After they were released, they went to their friends and reported what the chief priests and elders had said to them. When they heard it, they raised their voices together to God and said, “Sovereign Lord, who made the heaven and the earth, the sea, and everything in them, it is you who said by the Holy Spirit through our ancestor David, your servant: ‘Why did the Gentiles rage, and the peoples imagine vain things? The kings of the earth took their stand, and the rulers have gathered together against the Lord and against his Messiah.’ For in this city, in fact, both Herod and Pontius Pilate, with the Gentiles and the peoples of Israel, gathered together against your holy servant Jesus, whom you anointed, to do whatever your hand and your plan had predestined to take place. And now, Lord, look at their threats, and grant to your servants to speak your word with all boldness, while you stretch out your hand to heal, and signs and wonders are performed through the name of your holy servant Jesus.” When they had prayed, the place in which they were gathered together was shaken; and they were all filled with the Holy Spirit and spoke the word of God with boldness.
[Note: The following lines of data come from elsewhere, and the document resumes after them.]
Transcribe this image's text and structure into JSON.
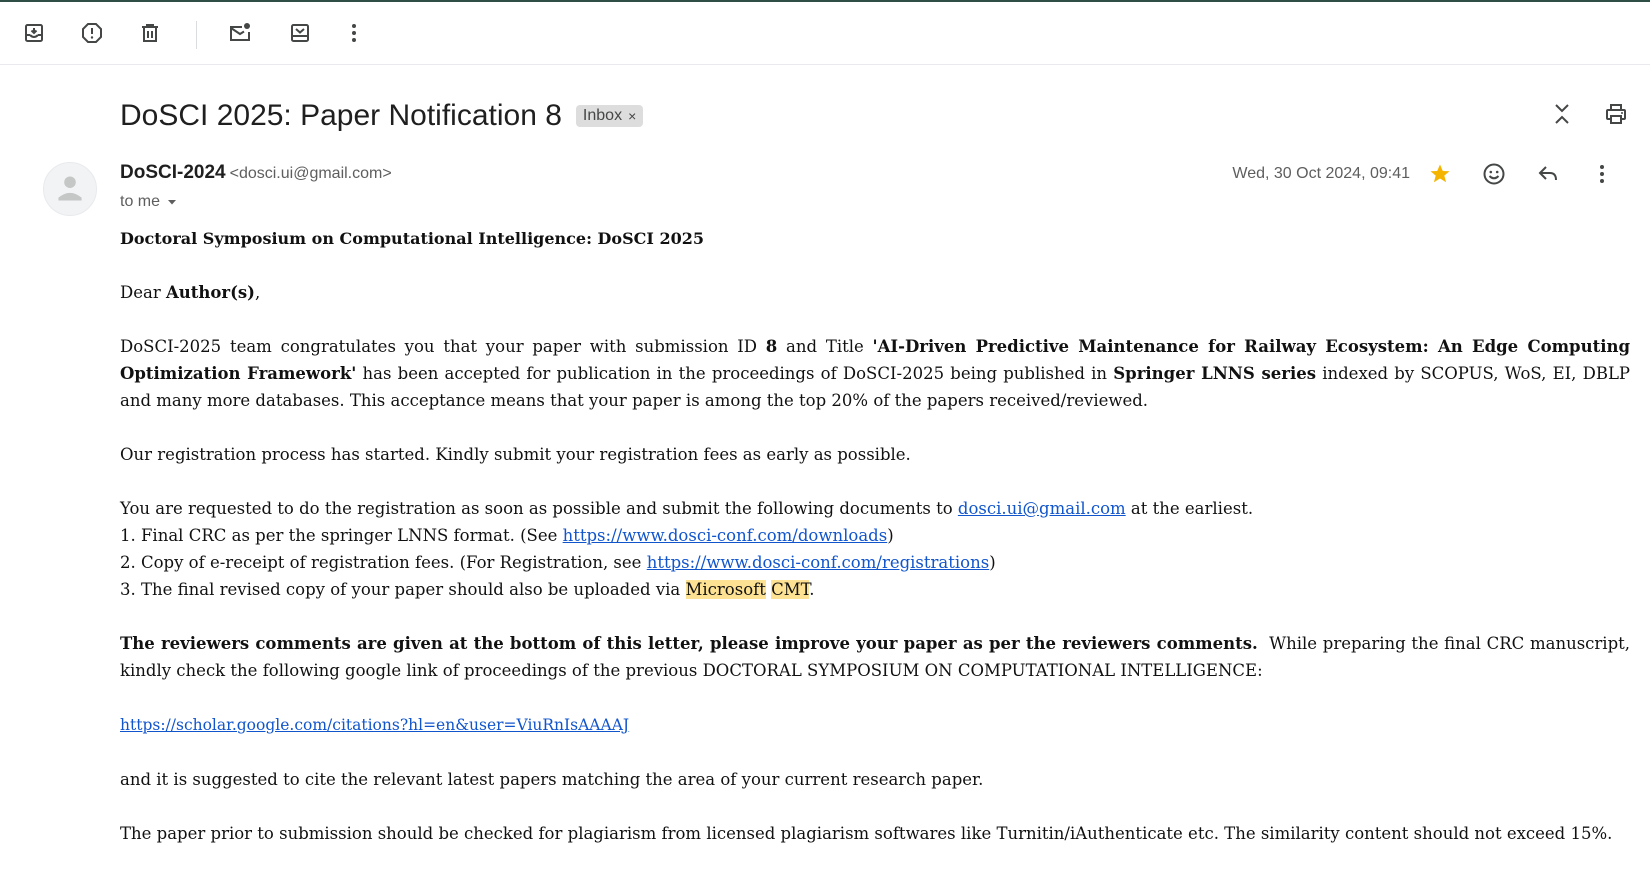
{
  "toolbar": {
    "icons": [
      "archive-icon",
      "report-spam-icon",
      "delete-icon",
      "mark-unread-icon",
      "move-to-icon",
      "more-vert-icon"
    ]
  },
  "header": {
    "subject": "DoSCI 2025: Paper Notification 8",
    "label": "Inbox",
    "label_close": "×"
  },
  "message": {
    "sender_name": "DoSCI-2024",
    "sender_email": "<dosci.ui@gmail.com>",
    "to": "to me",
    "date": "Wed, 30 Oct 2024, 09:41",
    "starred": true
  },
  "body": {
    "title": "Doctoral Symposium on Computational Intelligence: DoSCI 2025",
    "greeting_pre": "Dear ",
    "greeting_bold": "Author(s)",
    "greeting_post": ",",
    "p1_a": "DoSCI-2025 team congratulates you that your paper with submission ID ",
    "p1_id": "8",
    "p1_b": " and Title ",
    "p1_title": "'AI-Driven Predictive Maintenance for Railway Ecosystem: An Edge Computing Optimization Framework'",
    "p1_c": " has been accepted for publication in the proceedings of DoSCI-2025 being published in ",
    "p1_series": "Springer LNNS series",
    "p1_d": " indexed by SCOPUS, WoS, EI, DBLP and many more databases. This acceptance means that your paper is among the top 20% of the papers received/reviewed.",
    "p2": "Our registration process has started. Kindly submit your registration fees as early as possible.",
    "p3_a": "You are requested to do the registration as soon as possible and submit the following documents to ",
    "p3_email": "dosci.ui@gmail.com",
    "p3_b": " at the earliest.",
    "li1_a": "1. Final CRC as per the springer LNNS format. (See ",
    "li1_link": "https://www.dosci-conf.com/downloads",
    "li1_b": ")",
    "li2_a": "2. Copy of e-receipt of registration fees. (For Registration, see ",
    "li2_link": "https://www.dosci-conf.com/registrations",
    "li2_b": ")",
    "li3_a": "3. The final revised copy of your paper should also be uploaded via ",
    "li3_hl1": "Microsoft",
    "li3_hl2": "CMT",
    "li3_b": ".",
    "p4_bold": "The reviewers comments are given at the bottom of this letter, please improve your paper as per the reviewers comments.",
    "p4_rest": "  While preparing the final CRC manuscript, kindly check the following google link of proceedings of the previous DOCTORAL SYMPOSIUM ON COMPUTATIONAL INTELLIGENCE:",
    "scholar_link": "https://scholar.google.com/citations?hl=en&user=ViuRnIsAAAAJ",
    "p5": "and it is suggested to cite the relevant latest papers matching the area of your current research paper.",
    "p6": "The paper prior to submission should be checked for plagiarism from licensed plagiarism softwares like Turnitin/iAuthenticate etc. The similarity content should not exceed 15%."
  },
  "colors": {
    "link": "#1155cc",
    "star": "#f4b400",
    "highlight": "#fde293",
    "icon": "#444746"
  }
}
I’m reminded of the testimony of a retired vicar when I read this. He and a mission team overseas were praying fervently when their building began to shake. They remembered this passage where the fledgling church in Jerusalem prayed for boldness after Peter and John were released by the Sanhedrin. The group continued their task with fresh expectation and their mission proved fruitful.
Peter and John were ordered not to preach any further about the resurrection in Jesus. They had no intention of obeying: ‘We cannot keep from speaking about what we have seen and heard’ (Acts 4:20). Their community didn’t dwell on the threats. They didn’t keep quiet for safety’s sake.
These early believers were realistic about the opposition they would face. Their prayer for boldness shows they acknowledged their fear. But they were convinced that God’s mission would be fulfilled even if they drew back from the task before them. They focussed on God’s creative and redemptive power in Jesus.
We’re well-aware that any opposition to our expression of faith in the U.K. is minimal compared to persecution of Christians elsewhere. We value the privilege of freedom of worship too lightly, and practise our faith superficially. The early Church knew their dependence on God as they encountered opposition and persecution; many of our persecuted friends in Christ know this dependence in a way we do not. As we thank God for our freedom to worship, and pray for persecuted believers, let’s also pray for boldness to believe that God continues to act in mighty ways despite the feebleness and frailty born of comfortable complacency.
Creator God, strengthen the suffering and persecuted; Redeeming God, shake the comfortable and complacent; Sustaining God, embolden us all. Amen.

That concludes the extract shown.